Get User info Endpoint
The User Info endpoint can be used to retrieve identity information about a user. The caller sends a valid access token representing the user and depending on the granted scopes, the User Info endpoint returns the user information against based claims.
Fetch Group Endpoint
The group's endpoint provides functionality for fetching information about provider user groups. These groups are used to update groups on the local Atlassian application based on your group mapping.
Logout Endpoint
A client uses the logout endpoint to clear the provider-side session and cookies for a web browser. This field is optional. Not all providers support Logout Endpoint, so in that case, you can leave it blank. But if this field is filled in correctly, once you log out of your Atlassian application you will also be logged out of the respective OAuth provider.

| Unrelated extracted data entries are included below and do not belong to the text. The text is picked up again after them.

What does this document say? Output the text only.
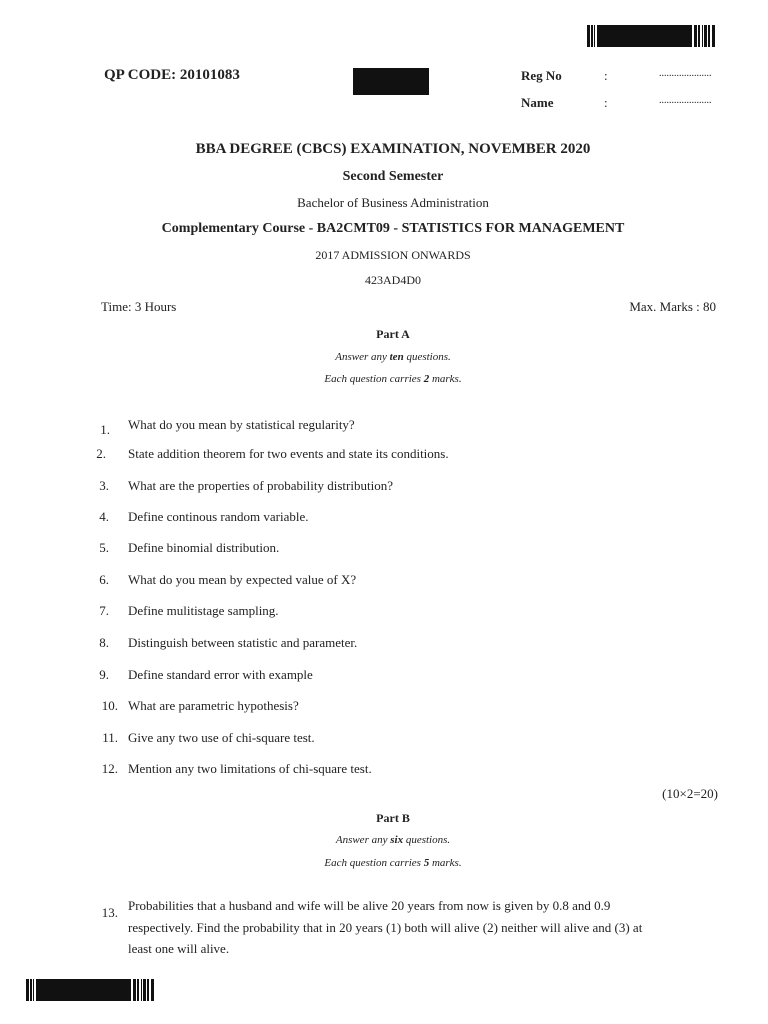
QP CODE: 20101083	Reg No	:	.....................
Name	:	.....................
BBA DEGREE (CBCS) EXAMINATION, NOVEMBER 2020
Second Semester
Bachelor of Business Administration
Complementary Course - BA2CMT09 - STATISTICS FOR MANAGEMENT
2017 ADMISSION ONWARDS
423AD4D0
Time: 3 Hours	Max. Marks : 80
Part A
Answer any ten questions.
Each question carries 2 marks.
1. What do you mean by statistical regularity?
2. State addition theorem for two events and state its conditions.
3. What are the properties of probability distribution?
4. Define continous random variable.
5. Define binomial distribution.
6. What do you mean by expected value of X?
7. Define mulitistage sampling.
8. Distinguish between statistic and parameter.
9. Define standard error with example
10. What are parametric hypothesis?
11. Give any two use of chi-square test.
12. Mention any two limitations of chi-square test.
(10×2=20)
Part B
Answer any six questions.
Each question carries 5 marks.
13. Probabilities that a husband and wife will be alive 20 years from now is given by 0.8 and 0.9
respectively. Find the probability that in 20 years (1) both will alive (2) neither will alive and (3) at
least one will alive.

Provider Specific Settings
Tenant Id
This field is for Azure AD OAuth Provider. It is a mandatory field. In Azure Active Directory, a tenant is an instance of the Azure AD service. It represents an organization within Azure Active Directory. Applications are created inside a tenant. The tenant ID identifies which Azure AD/Azure B2C instance the application sits under, so Azure knows where to look when you request things using that application ID. It is used to generate Authorize Endpoint
(https://login.microsoftonline.com/{tenant_id}/oauth2/authorize) and Access Token Endpoint
(https://login.microsoftonline.com/{tenant_id}/oauth2/token) for Azure AD and Azure B2C.
Host Name
This field is for Keycloak OpenID Provider. It is a mandatory field. The hostname represents the network or system used to deliver a user to a certain address or location. It is used to generate Authorize Endpoint ({host_name}/auth/realms/{realm_name}/tokens/login) and Access Token Endpoint
({host_name}/auth/realms/{realm_name}/tokens/access/codes) for Keycloak.
Realm Name
This field is for Keycloak OpenID Provider. It is a mandatory field. A realm, in Keycloak, realm manages a set of users, credentials, roles, and groups. A user belongs to and logs into a realm. Here, the realm name is used to generate Authorize Endpoint
({host_name}/auth/realms/{realm_name}/tokens/login) and Access Token Endpoint
({host_name}/auth/realms/{realm_name}/tokens/access/codes) for Keycloak.
Domain Name
A domain name represents the URL on which the application is running. Here, the configured domain name is used to generate Authorize Endpoint and Access Token Endpoint for ADFS, AWS Cognito, Okta and Salesforce.